独身時代は海外旅行が大好きだった本村さんが、旅行者への販促活動を仕事につなげ、出産後は子供の将来を考えるための「お受験ナビ.Com」のサイトを運営し、さらに食育や余暇の充実に目を向けて「週末農業ナビ」のサイトと、本村さんの好奇心は、どんどんビジネスとして展開されていく。

「私の仕事のアイデアは単純に“いま自分の欲しい情報”です。溢れ出ている情報の中から自分が本当に使いたい!と思える情報を提供する。そうしたなかで共感してくださる方がいればいいな、と思っています。最終目標は、学校を作ること。社会体験ができるアフタースクールみたいなものから作っていければいいですね。とにかくいまは子供を持つ女性に有意義なサービスを提供していきたいと思っています」。

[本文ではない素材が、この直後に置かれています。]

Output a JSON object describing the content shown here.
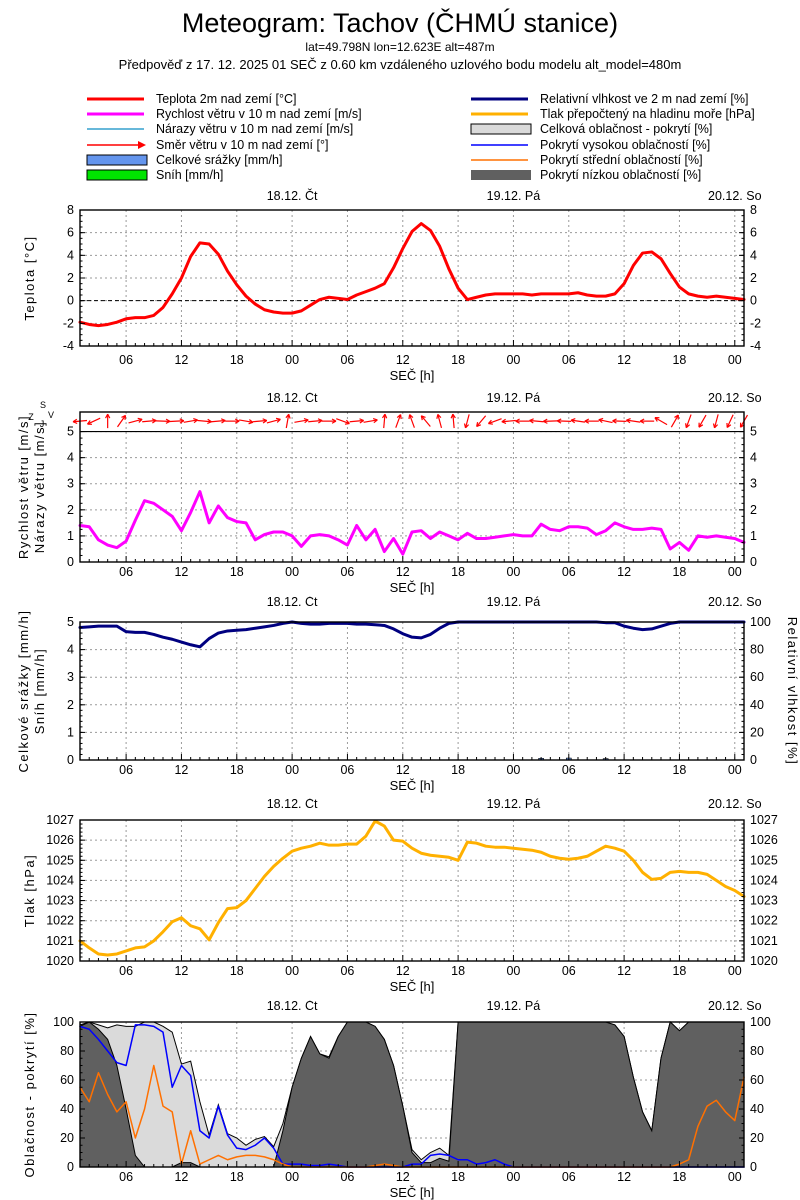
{
  "header": {
    "title": "Meteogram: Tachov (ČHMÚ stanice)",
    "subtitle1": "lat=49.798N lon=12.623E alt=487m",
    "subtitle2": "Předpověď z 17. 12. 2025 01 SEČ z 0.60 km vzdáleného uzlového bodu modelu alt_model=480m"
  },
  "legend": {
    "left": [
      {
        "label": "Teplota 2m nad zemí [°C]",
        "color": "#ff0000",
        "type": "line",
        "weight": 3
      },
      {
        "label": "Rychlost větru v 10 m nad zemí [m/s]",
        "color": "#ff00ff",
        "type": "line",
        "weight": 3
      },
      {
        "label": "Nárazy větru v 10 m nad zemí [m/s]",
        "color": "#35a0ce",
        "type": "line",
        "weight": 1.5
      },
      {
        "label": "Směr větru v 10 m nad zemí [°]",
        "color": "#ff0000",
        "type": "arrow",
        "weight": 1.5
      },
      {
        "label": "Celkové srážky [mm/h]",
        "color": "#6495ed",
        "type": "box",
        "border": true
      },
      {
        "label": "Sníh [mm/h]",
        "color": "#00e400",
        "type": "box",
        "border": true
      }
    ],
    "right": [
      {
        "label": "Relativní vlhkost ve 2 m nad zemí [%]",
        "color": "#000080",
        "type": "line",
        "weight": 3
      },
      {
        "label": "Tlak přepočtený na hladinu moře [hPa]",
        "color": "#ffb000",
        "type": "line",
        "weight": 3
      },
      {
        "label": "Celková oblačnost - pokrytí [%]",
        "color": "#dadada",
        "type": "box",
        "border": true
      },
      {
        "label": "Pokrytí vysokou oblačností [%]",
        "color": "#0000ff",
        "type": "line",
        "weight": 1.5
      },
      {
        "label": "Pokrytí střední oblačností [%]",
        "color": "#ff7000",
        "type": "line",
        "weight": 1.5
      },
      {
        "label": "Pokrytí nízkou oblačností [%]",
        "color": "#606060",
        "type": "box",
        "border": false
      }
    ]
  },
  "axis": {
    "xlabel": "SEČ [h]",
    "x_start_hour": 1,
    "x_end_hour": 73,
    "major_ticks": [
      6,
      12,
      18,
      24,
      30,
      36,
      42,
      48,
      54,
      60,
      66,
      72
    ],
    "major_labels": [
      "06",
      "12",
      "18",
      "00",
      "06",
      "12",
      "18",
      "00",
      "06",
      "12",
      "18",
      "00"
    ],
    "day_labels": [
      {
        "hour": 24,
        "label": "18.12. Čt"
      },
      {
        "hour": 48,
        "label": "19.12. Pá"
      },
      {
        "hour": 72,
        "label": "20.12. So"
      }
    ]
  },
  "chart_data": [
    {
      "key": "temperature",
      "type": "line",
      "ylabel": [
        "Teplota [°C]"
      ],
      "ylim": [
        -4,
        8
      ],
      "yticks": [
        -4,
        -2,
        0,
        2,
        4,
        6,
        8
      ],
      "yminor": 0.5,
      "zero_line": 0,
      "series": [
        {
          "name": "Teplota 2m nad zemí [°C]",
          "color": "#ff0000",
          "width": 3,
          "values": [
            -1.9,
            -2.1,
            -2.2,
            -2.1,
            -1.9,
            -1.6,
            -1.5,
            -1.5,
            -1.3,
            -0.6,
            0.6,
            2.0,
            3.9,
            5.1,
            5.0,
            4.1,
            2.6,
            1.4,
            0.4,
            -0.3,
            -0.8,
            -1.0,
            -1.1,
            -1.1,
            -0.9,
            -0.4,
            0.1,
            0.3,
            0.2,
            0.1,
            0.5,
            0.8,
            1.1,
            1.5,
            2.9,
            4.6,
            6.1,
            6.8,
            6.2,
            4.8,
            2.8,
            1.1,
            0.1,
            0.3,
            0.5,
            0.6,
            0.6,
            0.6,
            0.6,
            0.5,
            0.6,
            0.6,
            0.6,
            0.6,
            0.7,
            0.5,
            0.4,
            0.4,
            0.6,
            1.5,
            3.1,
            4.2,
            4.3,
            3.7,
            2.4,
            1.2,
            0.6,
            0.4,
            0.3,
            0.4,
            0.3,
            0.2,
            0.1
          ]
        }
      ]
    },
    {
      "key": "wind",
      "type": "line",
      "ylabel": [
        "Rychlost větru [m/s]",
        "Nárazy větru [m/s]"
      ],
      "ylim": [
        0,
        5.75
      ],
      "yticks": [
        0,
        1,
        2,
        3,
        4,
        5
      ],
      "yminor": 0.25,
      "hline": 5,
      "compass": {
        "n": "S",
        "e": "V",
        "s": "J",
        "w": "Z"
      },
      "arrows": {
        "color": "#ff0000",
        "value": 5.4,
        "hours": [
          1,
          2.5,
          4,
          5.5,
          7,
          8.5,
          10,
          11.5,
          13,
          14.5,
          16,
          17.5,
          19,
          20.5,
          22,
          23.5,
          25,
          26.5,
          28,
          29.5,
          31,
          32.5,
          34,
          35.5,
          37,
          38.5,
          40,
          41.5,
          43,
          44.5,
          46,
          47.5,
          49,
          50.5,
          52,
          53.5,
          55,
          56.5,
          58,
          59.5,
          61,
          62.5,
          64,
          65.5,
          67,
          68.5,
          70,
          71.5,
          73
        ],
        "angles_deg": [
          185,
          205,
          90,
          55,
          15,
          5,
          358,
          3,
          10,
          355,
          5,
          0,
          350,
          5,
          15,
          80,
          10,
          5,
          0,
          340,
          5,
          10,
          85,
          70,
          110,
          130,
          105,
          95,
          255,
          230,
          200,
          185,
          180,
          175,
          182,
          178,
          172,
          180,
          168,
          178,
          172,
          180,
          150,
          60,
          250,
          240,
          255,
          245,
          240
        ]
      },
      "series": [
        {
          "name": "Nárazy větru v 10 m nad zemí [m/s]",
          "color": "#35a0ce",
          "width": 1.5,
          "values": [
            1.4,
            1.35,
            0.85,
            0.65,
            0.55,
            0.8,
            1.6,
            2.35,
            2.25,
            2.0,
            1.75,
            1.2,
            1.9,
            2.7,
            1.5,
            2.15,
            1.7,
            1.55,
            1.5,
            0.85,
            1.05,
            1.15,
            1.15,
            1.0,
            0.6,
            1.0,
            1.05,
            1.0,
            0.85,
            0.65,
            1.4,
            0.85,
            1.25,
            0.4,
            0.9,
            0.3,
            1.15,
            1.2,
            0.9,
            1.15,
            1.0,
            0.85,
            1.1,
            0.9,
            0.9,
            0.95,
            1.0,
            1.05,
            1.0,
            1.0,
            1.45,
            1.25,
            1.2,
            1.35,
            1.35,
            1.3,
            1.05,
            1.2,
            1.5,
            1.35,
            1.25,
            1.25,
            1.3,
            1.25,
            0.5,
            0.75,
            0.45,
            1.0,
            0.95,
            1.0,
            0.95,
            0.9,
            0.75
          ]
        },
        {
          "name": "Rychlost větru v 10 m nad zemí [m/s]",
          "color": "#ff00ff",
          "width": 3,
          "values": [
            1.4,
            1.35,
            0.85,
            0.65,
            0.55,
            0.8,
            1.6,
            2.35,
            2.25,
            2.0,
            1.75,
            1.2,
            1.9,
            2.7,
            1.5,
            2.15,
            1.7,
            1.55,
            1.5,
            0.85,
            1.05,
            1.15,
            1.15,
            1.0,
            0.6,
            1.0,
            1.05,
            1.0,
            0.85,
            0.65,
            1.4,
            0.85,
            1.25,
            0.4,
            0.9,
            0.3,
            1.15,
            1.2,
            0.9,
            1.15,
            1.0,
            0.85,
            1.1,
            0.9,
            0.9,
            0.95,
            1.0,
            1.05,
            1.0,
            1.0,
            1.45,
            1.25,
            1.2,
            1.35,
            1.35,
            1.3,
            1.05,
            1.2,
            1.5,
            1.35,
            1.25,
            1.25,
            1.3,
            1.25,
            0.5,
            0.75,
            0.45,
            1.0,
            0.95,
            1.0,
            0.95,
            0.9,
            0.75
          ]
        }
      ]
    },
    {
      "key": "precip_humidity",
      "type": "mixed",
      "ylabel": [
        "Celkové srážky [mm/h]",
        "Sníh [mm/h]"
      ],
      "ylim": [
        0,
        5
      ],
      "yticks": [
        0,
        1,
        2,
        3,
        4,
        5
      ],
      "yminor": 0.2,
      "y2label": "Relativní vlhkost [%]",
      "y2lim": [
        0,
        100
      ],
      "y2ticks": [
        0,
        20,
        40,
        60,
        80,
        100
      ],
      "bar_color": "#6495ed",
      "bars": [
        {
          "hour": 51,
          "value": 0.06
        },
        {
          "hour": 54,
          "value": 0.07
        },
        {
          "hour": 58,
          "value": 0.05
        }
      ],
      "series": [
        {
          "name": "Relativní vlhkost ve 2 m nad zemí [%]",
          "color": "#000080",
          "width": 3,
          "axis": "y2",
          "values": [
            96,
            96.5,
            97,
            97,
            97,
            93,
            92.5,
            92.5,
            91,
            89,
            87.5,
            85.5,
            83.5,
            82,
            88,
            92,
            93.5,
            94,
            94.5,
            95.5,
            96.5,
            97.5,
            99,
            100,
            99,
            98.5,
            98.5,
            99,
            99,
            99,
            98.5,
            98.5,
            98,
            97.5,
            95,
            91.5,
            89,
            88.5,
            91,
            95.5,
            99,
            100,
            100,
            100,
            100,
            100,
            100,
            100,
            100,
            100,
            100,
            100,
            100,
            100,
            100,
            100,
            100,
            99.5,
            99.5,
            97,
            95.5,
            94.5,
            95,
            97,
            99,
            100,
            100,
            100,
            100,
            100,
            100,
            100,
            100
          ]
        }
      ]
    },
    {
      "key": "pressure",
      "type": "line",
      "ylabel": [
        "Tlak [hPa]"
      ],
      "ylim": [
        1020,
        1027
      ],
      "yticks": [
        1020,
        1021,
        1022,
        1023,
        1024,
        1025,
        1026,
        1027
      ],
      "yminor": 0.2,
      "series": [
        {
          "name": "Tlak přepočtený na hladinu moře [hPa]",
          "color": "#ffb000",
          "width": 3,
          "values": [
            1021.0,
            1020.65,
            1020.35,
            1020.3,
            1020.35,
            1020.5,
            1020.65,
            1020.7,
            1021.0,
            1021.45,
            1021.95,
            1022.15,
            1021.75,
            1021.6,
            1021.05,
            1021.9,
            1022.6,
            1022.65,
            1023.0,
            1023.6,
            1024.2,
            1024.7,
            1025.1,
            1025.45,
            1025.6,
            1025.7,
            1025.85,
            1025.75,
            1025.75,
            1025.8,
            1025.8,
            1026.2,
            1026.95,
            1026.7,
            1026.0,
            1025.95,
            1025.6,
            1025.35,
            1025.25,
            1025.2,
            1025.15,
            1025.0,
            1025.9,
            1025.85,
            1025.7,
            1025.65,
            1025.65,
            1025.6,
            1025.55,
            1025.5,
            1025.4,
            1025.2,
            1025.1,
            1025.05,
            1025.1,
            1025.2,
            1025.45,
            1025.7,
            1025.6,
            1025.45,
            1025.0,
            1024.4,
            1024.05,
            1024.1,
            1024.4,
            1024.45,
            1024.4,
            1024.4,
            1024.3,
            1024.0,
            1023.7,
            1023.5,
            1023.2
          ]
        }
      ]
    },
    {
      "key": "cloud",
      "type": "area",
      "ylabel": [
        "Oblačnost - pokrytí [%]"
      ],
      "ylim": [
        0,
        100
      ],
      "yticks": [
        0,
        20,
        40,
        60,
        80,
        100
      ],
      "yminor": 5,
      "series": [
        {
          "name": "Celková oblačnost - pokrytí [%]",
          "kind": "area",
          "fill": "#dadada",
          "stroke": "#000000",
          "values": [
            98,
            100,
            98,
            96,
            98,
            97,
            97,
            100,
            100,
            97,
            93,
            71,
            73,
            45,
            22,
            43,
            23,
            20,
            15,
            19,
            21,
            14,
            30,
            55,
            75,
            90,
            78,
            76,
            90,
            100,
            100,
            100,
            97,
            88,
            70,
            42,
            12,
            5,
            10,
            13,
            8,
            100,
            100,
            100,
            100,
            100,
            100,
            100,
            100,
            100,
            100,
            100,
            100,
            100,
            100,
            100,
            100,
            100,
            98,
            90,
            62,
            38,
            25,
            75,
            100,
            94,
            100,
            100,
            100,
            100,
            100,
            100,
            100
          ]
        },
        {
          "name": "Pokrytí nízkou oblačností [%]",
          "kind": "area",
          "fill": "#606060",
          "stroke": "#000000",
          "values": [
            97,
            100,
            95,
            88,
            70,
            40,
            8,
            0,
            0,
            0,
            0,
            3,
            3,
            0,
            0,
            0,
            0,
            0,
            0,
            0,
            0,
            0,
            25,
            55,
            75,
            90,
            78,
            75,
            90,
            100,
            100,
            100,
            97,
            88,
            70,
            42,
            10,
            3,
            3,
            6,
            4,
            100,
            100,
            100,
            100,
            100,
            100,
            100,
            100,
            100,
            100,
            100,
            100,
            100,
            100,
            100,
            100,
            100,
            98,
            90,
            62,
            38,
            25,
            75,
            100,
            94,
            100,
            100,
            100,
            100,
            100,
            100,
            100
          ]
        },
        {
          "name": "Pokrytí vysokou oblačností [%]",
          "kind": "line",
          "color": "#0000ff",
          "width": 1.5,
          "values": [
            97,
            95,
            88,
            80,
            72,
            70,
            98,
            98,
            97,
            93,
            55,
            70,
            63,
            25,
            20,
            42,
            22,
            13,
            12,
            15,
            20,
            13,
            2,
            2,
            2,
            1,
            1,
            2,
            1,
            0,
            0,
            0,
            0,
            0,
            0,
            0,
            2,
            2,
            8,
            9,
            8,
            5,
            5,
            2,
            3,
            5,
            2,
            0,
            0,
            0,
            0,
            0,
            0,
            0,
            0,
            0,
            0,
            0,
            0,
            0,
            0,
            0,
            0,
            0,
            0,
            0,
            0,
            0,
            0,
            0,
            0,
            0,
            0
          ]
        },
        {
          "name": "Pokrytí střední oblačností [%]",
          "kind": "line",
          "color": "#ff7000",
          "width": 1.5,
          "values": [
            55,
            45,
            65,
            50,
            38,
            45,
            20,
            40,
            70,
            42,
            38,
            2,
            25,
            2,
            5,
            8,
            5,
            7,
            8,
            8,
            7,
            5,
            2,
            0,
            0,
            0,
            0,
            0,
            0,
            0,
            0,
            0,
            1,
            2,
            1,
            0,
            0,
            0,
            0,
            0,
            0,
            0,
            0,
            0,
            0,
            0,
            0,
            0,
            0,
            0,
            0,
            0,
            0,
            0,
            0,
            0,
            0,
            0,
            0,
            0,
            0,
            0,
            0,
            0,
            0,
            2,
            5,
            28,
            42,
            46,
            38,
            32,
            62
          ]
        }
      ]
    }
  ]
}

話は元に戻るが、気になるお受験での合格者の共通 点はどこですか?という問いに「お母さんが精神的に自立している人。そして同姓から好かれている人」という答えがかえってきた。「子供の受験とはいえ、要するにママとパパ、両親の“お受験”なのです」と、意味の深いお答えでした 。

2006.6.12
●「お受験ナビ.Com」ホームページはこちら>>
 
本村真理さん
 
Q1. いま一番やりたいことは?(仕事・子育て以外で)
週末農業ですね。宣伝みたいですけど(笑)。
作った野菜でバーベキューがしたいです。

Q2. 健康や美容で気をつけていることは?
整体。
代官山アドレス内にある「ベアハグ」という店で骨盤のゆがみを治すものです。
きつかったタイトスカートがスッとはけてびっくりしますよ。

Q3. 最近読んだ(観た)お勧めの本(映画)は?
ドロシー・ロー・ノルトの「子供が育つ魔法の言葉」。
子育てはもちろんですが、「子供」の部分を
「部下」や「上司」に置き換えて読んでもいいそうですよ。

Q4. お気に入りの一品は?
赤坂にあるフレンチ・レストラン「シェ・マン」のメニュー、
ブータン・ノワール。ソーセージをじゃがいもで包んである絶品です!

Q5. 気分転換の方法は?
田舎の方に行くこと。軽井沢とかもよく行きます。
雨が降ると家の中でパン作り。
晴れの日は、自転車で近所の散策などもしています 。